NO is an important mediator of hyperalgesia and induced in inflamed tissues, probably through both inducible and neuronal nitric oxide synthase (iNOS and nNOS, respectively).35 NO donors can induce pain in humans36 and NOS inhibitors can reduce inflammatory hyperalgesia in a PGE2-dependent manner.37 Antagonism of each of the mediators described above produces substantial anti- hyperalgesia with high efficacy of pain relief.

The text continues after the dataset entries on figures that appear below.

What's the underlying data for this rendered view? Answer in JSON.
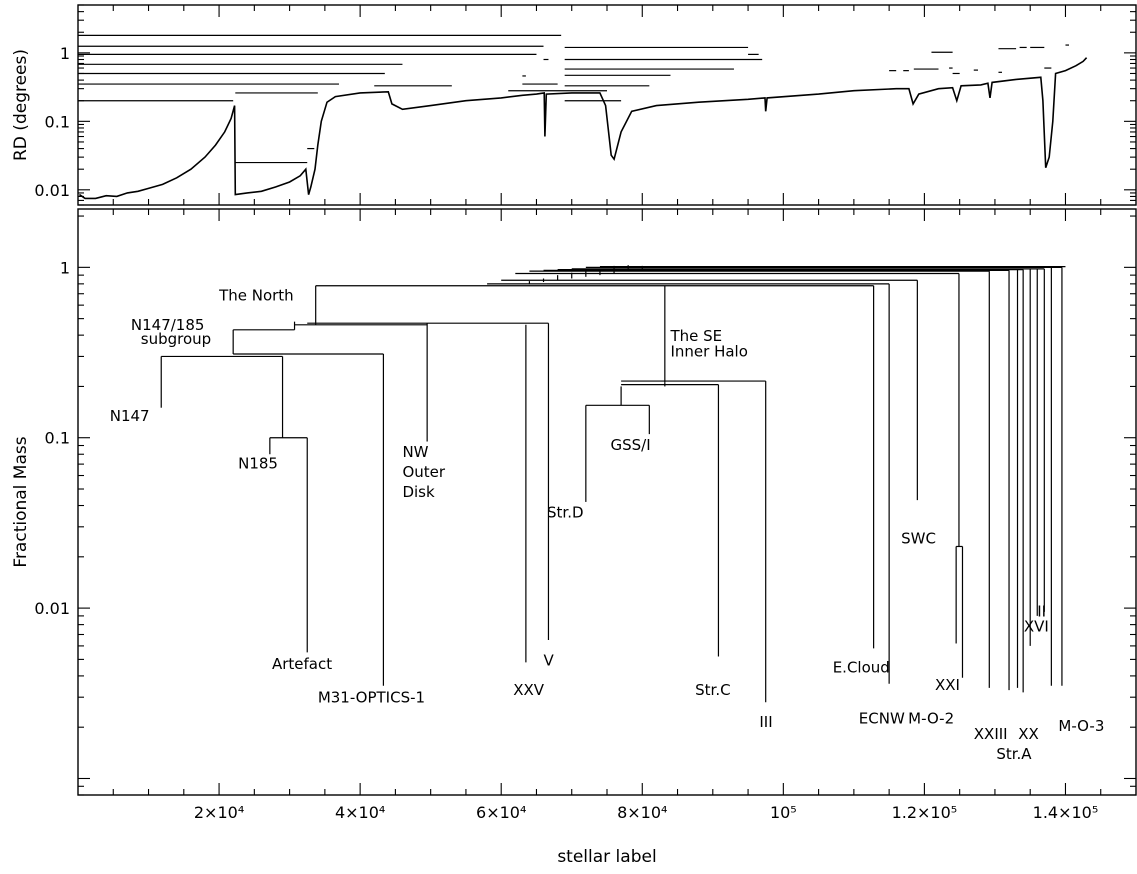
{
  "chart_data": [
    {
      "id": "rd-panel",
      "type": "line",
      "ylabel": "RD (degrees)",
      "xlim": [
        0,
        150000
      ],
      "ylim": [
        0.006,
        5
      ],
      "yscale": "log",
      "yticks": [
        {
          "v": 0.01,
          "label": "0.01"
        },
        {
          "v": 0.1,
          "label": "0.1"
        },
        {
          "v": 1,
          "label": "1"
        }
      ],
      "xticks": [
        20000,
        40000,
        60000,
        80000,
        100000,
        120000,
        140000
      ],
      "curve": [
        [
          200,
          0.0085
        ],
        [
          1000,
          0.0075
        ],
        [
          2500,
          0.0075
        ],
        [
          4000,
          0.0082
        ],
        [
          5500,
          0.008
        ],
        [
          7000,
          0.009
        ],
        [
          8500,
          0.0095
        ],
        [
          10000,
          0.0105
        ],
        [
          12000,
          0.012
        ],
        [
          14000,
          0.015
        ],
        [
          16000,
          0.02
        ],
        [
          18000,
          0.03
        ],
        [
          19500,
          0.045
        ],
        [
          20800,
          0.07
        ],
        [
          21700,
          0.11
        ],
        [
          22200,
          0.17
        ],
        [
          22300,
          0.0085
        ],
        [
          24000,
          0.009
        ],
        [
          26000,
          0.0095
        ],
        [
          28000,
          0.011
        ],
        [
          30000,
          0.013
        ],
        [
          31500,
          0.016
        ],
        [
          32300,
          0.02
        ],
        [
          32700,
          0.0085
        ],
        [
          33000,
          0.011
        ],
        [
          33600,
          0.02
        ],
        [
          34000,
          0.045
        ],
        [
          34500,
          0.1
        ],
        [
          35300,
          0.19
        ],
        [
          36500,
          0.23
        ],
        [
          40000,
          0.26
        ],
        [
          44000,
          0.27
        ],
        [
          44500,
          0.18
        ],
        [
          46000,
          0.15
        ],
        [
          50000,
          0.17
        ],
        [
          55000,
          0.2
        ],
        [
          60000,
          0.22
        ],
        [
          63000,
          0.24
        ],
        [
          65000,
          0.25
        ],
        [
          66100,
          0.26
        ],
        [
          66200,
          0.06
        ],
        [
          66400,
          0.25
        ],
        [
          70000,
          0.26
        ],
        [
          74000,
          0.26
        ],
        [
          74800,
          0.17
        ],
        [
          75600,
          0.032
        ],
        [
          76000,
          0.028
        ],
        [
          77000,
          0.07
        ],
        [
          78500,
          0.14
        ],
        [
          82000,
          0.17
        ],
        [
          88000,
          0.19
        ],
        [
          95000,
          0.21
        ],
        [
          97400,
          0.22
        ],
        [
          97500,
          0.14
        ],
        [
          97700,
          0.22
        ],
        [
          105000,
          0.25
        ],
        [
          110000,
          0.28
        ],
        [
          116000,
          0.3
        ],
        [
          117800,
          0.3
        ],
        [
          118400,
          0.18
        ],
        [
          119200,
          0.25
        ],
        [
          122000,
          0.3
        ],
        [
          124000,
          0.31
        ],
        [
          124600,
          0.2
        ],
        [
          125200,
          0.33
        ],
        [
          128000,
          0.34
        ],
        [
          129000,
          0.36
        ],
        [
          129300,
          0.22
        ],
        [
          129600,
          0.37
        ],
        [
          133000,
          0.41
        ],
        [
          136500,
          0.44
        ],
        [
          136800,
          0.2
        ],
        [
          137200,
          0.021
        ],
        [
          137700,
          0.03
        ],
        [
          138200,
          0.1
        ],
        [
          138600,
          0.5
        ],
        [
          140000,
          0.55
        ],
        [
          141500,
          0.65
        ],
        [
          142500,
          0.75
        ],
        [
          143000,
          0.85
        ]
      ],
      "segments": [
        [
          0,
          68500,
          1.8
        ],
        [
          69000,
          95000,
          1.2
        ],
        [
          0,
          66000,
          1.25
        ],
        [
          0,
          65000,
          0.95
        ],
        [
          95000,
          96500,
          0.95
        ],
        [
          69000,
          97000,
          0.8
        ],
        [
          0,
          46000,
          0.68
        ],
        [
          69000,
          93000,
          0.58
        ],
        [
          0,
          43500,
          0.5
        ],
        [
          69000,
          84000,
          0.47
        ],
        [
          0,
          37000,
          0.35
        ],
        [
          42000,
          53000,
          0.33
        ],
        [
          63000,
          68000,
          0.35
        ],
        [
          69000,
          81000,
          0.33
        ],
        [
          0,
          22000,
          0.2
        ],
        [
          22300,
          34000,
          0.26
        ],
        [
          61000,
          75000,
          0.28
        ],
        [
          69000,
          77000,
          0.2
        ],
        [
          22300,
          32500,
          0.025
        ],
        [
          32500,
          33500,
          0.04
        ],
        [
          63000,
          63500,
          0.46
        ],
        [
          66000,
          66700,
          0.8
        ],
        [
          115000,
          116000,
          0.55
        ],
        [
          117000,
          117800,
          0.55
        ],
        [
          118500,
          122000,
          0.58
        ],
        [
          121000,
          124000,
          1.02
        ],
        [
          123500,
          124000,
          0.6
        ],
        [
          124000,
          125000,
          0.5
        ],
        [
          127000,
          127600,
          0.56
        ],
        [
          130500,
          131000,
          0.52
        ],
        [
          130500,
          133000,
          1.15
        ],
        [
          133500,
          134500,
          1.2
        ],
        [
          135000,
          137000,
          1.2
        ],
        [
          137000,
          138000,
          0.6
        ],
        [
          140000,
          140500,
          1.3
        ]
      ]
    },
    {
      "id": "dendrogram-panel",
      "type": "dendrogram",
      "xlabel": "stellar label",
      "ylabel": "Fractional Mass",
      "xlim": [
        0,
        150000
      ],
      "ylim": [
        0.0008,
        2.2
      ],
      "yscale": "log",
      "yticks": [
        {
          "v": 0.01,
          "label": "0.01"
        },
        {
          "v": 0.1,
          "label": "0.1"
        },
        {
          "v": 1,
          "label": "1"
        }
      ],
      "xticks": [
        {
          "v": 20000,
          "label": "2×10⁴"
        },
        {
          "v": 40000,
          "label": "4×10⁴"
        },
        {
          "v": 60000,
          "label": "6×10⁴"
        },
        {
          "v": 80000,
          "label": "8×10⁴"
        },
        {
          "v": 100000,
          "label": "10⁵"
        },
        {
          "v": 120000,
          "label": "1.2×10⁵"
        },
        {
          "v": 140000,
          "label": "1.4×10⁵"
        }
      ],
      "verticals": [
        [
          11800,
          0.15,
          0.3
        ],
        [
          29000,
          0.1,
          0.3
        ],
        [
          27200,
          0.08,
          0.1
        ],
        [
          32500,
          0.0055,
          0.1
        ],
        [
          43300,
          0.0035,
          0.31
        ],
        [
          22000,
          0.31,
          0.43
        ],
        [
          49500,
          0.095,
          0.47
        ],
        [
          63500,
          0.0048,
          0.46
        ],
        [
          66700,
          0.0065,
          0.47
        ],
        [
          30700,
          0.43,
          0.48
        ],
        [
          33700,
          0.46,
          0.78
        ],
        [
          83200,
          0.21,
          0.78
        ],
        [
          72000,
          0.042,
          0.155
        ],
        [
          81000,
          0.105,
          0.155
        ],
        [
          77000,
          0.155,
          0.2
        ],
        [
          90800,
          0.0052,
          0.205
        ],
        [
          83200,
          0.2,
          0.21
        ],
        [
          97500,
          0.0028,
          0.215
        ],
        [
          112800,
          0.0058,
          0.78
        ],
        [
          115000,
          0.0036,
          0.8
        ],
        [
          119000,
          0.043,
          0.84
        ],
        [
          124500,
          0.0062,
          0.023
        ],
        [
          125400,
          0.0039,
          0.023
        ],
        [
          124900,
          0.023,
          0.92
        ],
        [
          129200,
          0.0034,
          0.95
        ],
        [
          132000,
          0.0033,
          0.96
        ],
        [
          133200,
          0.0034,
          0.97
        ],
        [
          134000,
          0.0032,
          0.97
        ],
        [
          135000,
          0.006,
          0.98
        ],
        [
          136000,
          0.009,
          0.98
        ],
        [
          137000,
          0.0095,
          0.98
        ],
        [
          138000,
          0.0035,
          1
        ],
        [
          139500,
          0.0035,
          1
        ],
        [
          64000,
          0.8,
          0.83
        ],
        [
          66000,
          0.82,
          0.86
        ],
        [
          68000,
          0.84,
          0.9
        ],
        [
          70000,
          0.86,
          0.93
        ],
        [
          72000,
          0.88,
          0.95
        ],
        [
          74000,
          0.9,
          0.97
        ],
        [
          76000,
          0.92,
          1.02
        ],
        [
          78000,
          0.95,
          1.03
        ],
        [
          80000,
          0.96,
          1.02
        ]
      ],
      "horizontals": [
        [
          11800,
          29000,
          0.3
        ],
        [
          27200,
          32500,
          0.1
        ],
        [
          22000,
          43300,
          0.31
        ],
        [
          22000,
          30700,
          0.43
        ],
        [
          30700,
          49500,
          0.46
        ],
        [
          32500,
          66700,
          0.47
        ],
        [
          33700,
          112800,
          0.78
        ],
        [
          72000,
          81000,
          0.155
        ],
        [
          77000,
          90800,
          0.205
        ],
        [
          77000,
          97500,
          0.215
        ],
        [
          124500,
          125400,
          0.023
        ],
        [
          58000,
          115000,
          0.8
        ],
        [
          60000,
          119000,
          0.84
        ],
        [
          62000,
          124900,
          0.92
        ],
        [
          64000,
          129200,
          0.95
        ],
        [
          66000,
          132000,
          0.96
        ],
        [
          68000,
          134000,
          0.97
        ],
        [
          70000,
          137000,
          0.98
        ],
        [
          72000,
          139500,
          1
        ],
        [
          74000,
          140000,
          1.01
        ]
      ],
      "labels": [
        {
          "text": "The North",
          "x": 20000,
          "y": 0.64,
          "anchor": "start"
        },
        {
          "text": "N147/185",
          "x": 7500,
          "y": 0.43,
          "anchor": "start"
        },
        {
          "text": "subgroup",
          "x": 8900,
          "y": 0.355,
          "anchor": "start"
        },
        {
          "text": "N147",
          "x": 4500,
          "y": 0.125,
          "anchor": "start"
        },
        {
          "text": "N185",
          "x": 22700,
          "y": 0.066,
          "anchor": "start"
        },
        {
          "text": "NW",
          "x": 46000,
          "y": 0.077,
          "anchor": "start"
        },
        {
          "text": "Outer",
          "x": 46000,
          "y": 0.059,
          "anchor": "start"
        },
        {
          "text": "Disk",
          "x": 46000,
          "y": 0.045,
          "anchor": "start"
        },
        {
          "text": "Artefact",
          "x": 27500,
          "y": 0.0044,
          "anchor": "start"
        },
        {
          "text": "M31-OPTICS-1",
          "x": 34000,
          "y": 0.0028,
          "anchor": "start"
        },
        {
          "text": "XXV",
          "x": 61700,
          "y": 0.0031,
          "anchor": "start"
        },
        {
          "text": "V",
          "x": 66000,
          "y": 0.0046,
          "anchor": "start"
        },
        {
          "text": "The SE",
          "x": 84000,
          "y": 0.37,
          "anchor": "start"
        },
        {
          "text": "Inner Halo",
          "x": 84000,
          "y": 0.3,
          "anchor": "start"
        },
        {
          "text": "GSS/I",
          "x": 75500,
          "y": 0.085,
          "anchor": "start"
        },
        {
          "text": "Str.D",
          "x": 66500,
          "y": 0.034,
          "anchor": "start"
        },
        {
          "text": "Str.C",
          "x": 87500,
          "y": 0.0031,
          "anchor": "start"
        },
        {
          "text": "III",
          "x": 96600,
          "y": 0.002,
          "anchor": "start"
        },
        {
          "text": "E.Cloud",
          "x": 107000,
          "y": 0.0042,
          "anchor": "start"
        },
        {
          "text": "ECNW",
          "x": 110700,
          "y": 0.0021,
          "anchor": "start"
        },
        {
          "text": "SWC",
          "x": 116700,
          "y": 0.024,
          "anchor": "start"
        },
        {
          "text": "XXI",
          "x": 121500,
          "y": 0.0033,
          "anchor": "start"
        },
        {
          "text": "M-O-2",
          "x": 117700,
          "y": 0.0021,
          "anchor": "start"
        },
        {
          "text": "XXIII",
          "x": 127000,
          "y": 0.0017,
          "anchor": "start"
        },
        {
          "text": "Str.A",
          "x": 130200,
          "y": 0.0013,
          "anchor": "start"
        },
        {
          "text": "XX",
          "x": 133300,
          "y": 0.0017,
          "anchor": "start"
        },
        {
          "text": "XVI",
          "x": 134100,
          "y": 0.0073,
          "anchor": "start"
        },
        {
          "text": "II",
          "x": 136000,
          "y": 0.0089,
          "anchor": "start"
        },
        {
          "text": "M-O-3",
          "x": 139000,
          "y": 0.0019,
          "anchor": "start"
        }
      ]
    }
  ]
}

TNF is considered to be the prototype in the family of pro-inflammatory cytokines. It initiates a cascade of activation of cytokines and growth factors (for example, NGF, NO and PGE2). There is considerable evidence for its involvement in neuropathic pain. Several studies have shown a correlation between the level of TNF expression and the development of allodynia or hyperalgesia in neuropathic pain models.38,39 The development of allodynia or hyperalgesia can be increased by the endoneurial administration of TNF, whereas antagonism of TNF has the opposite effect.40-42 Benett43 looked into the contribution of the inflammatory response alone on the production of neuropathic pain. He found that using a specific inhibitor of the synthesis of TNFα or cyclosporin-A (a broad-spectrum immunosuppressor) will reduce the response to neuropathic pain. In recent years, the importance of TNF in pain relief has been underscored by the tremendous success of TNF antibodies or neutralizing reagents for the treatment of many autoimmune disorders, including psoriasis, psoriatic arthritis, ankylosing spondylitis, Crohn's disease, and rheumatoid arthritis.44,45 TNF might also act directly on TNF receptors that are expressed by nociceptors to produce sensitization.40 Nerve injury also leads to increased expression of TNF receptors 1 and 2 by damaged sensory neurons.46 Finally, pre-emptive (but not delayed) treatment with etanercept (a TNF-sequestering drug) can inhibit mechanical allodynia in neuropathic models, which indicates that TNF is particularly important in the initiation of neuropathic pain.40,47
IL-1 is a potent pro-inflammatory cytokine that is involved in neuropathic pain. Intrathecal administration of IL-1 can lead to symptoms of neuropathic pain in healthy rats.48 The expression of IL-1 is upregulated after nerve injury, and neutralizing antibodies to IL-1 receptors reduce pain-associated behaviours in mouse models of neuropathy.49 However, the mechanism of action of IL-1 in the periphery is unclear. Several studies indicate that the mechanism might be involved in a complex signaling cascade that leads to the production of pronociceptive compounds (NO, NGF, prostaglandins, etc.) from immune cells or Schwann cells. IL-1 might also directly excite nociceptive fibres50 or increase their responses to heat stimuli through an IL-1 receptor type I (IL-1RI)/protein tyrosine kinase (PTK)/protein kinase C (PKC)-dependent mechanism.51 Hyperalgesia can be elicited simply by administering either IL-1 or TNF alone;21,22 and the key importance of proinflam- matory cytokines in pathogenic hyperalgesia is clear from the fact that it can be blocked by either an IL-1 receptor antagonist or TNF binding protein.21,52
There are many studies investigating the role of IL-6 in the development of pain53-55 and it is well reviewed56 that IL-6 related to the development of pain and intrathecal anti-IL-6 antibody, otherwise, will attenuate this reaction. Mechanical allodynia is correlated with the levels of IL-6 immunoreactivity or mRNA in the sciatic nerve and DRG, respectively, after nerve constriction injury. Compared with wild-type mice, thermal hyperalgesia and mechanical allodynia were less in IL-6-knockout mice.57 The mechanism of IL-6 action is still not well established.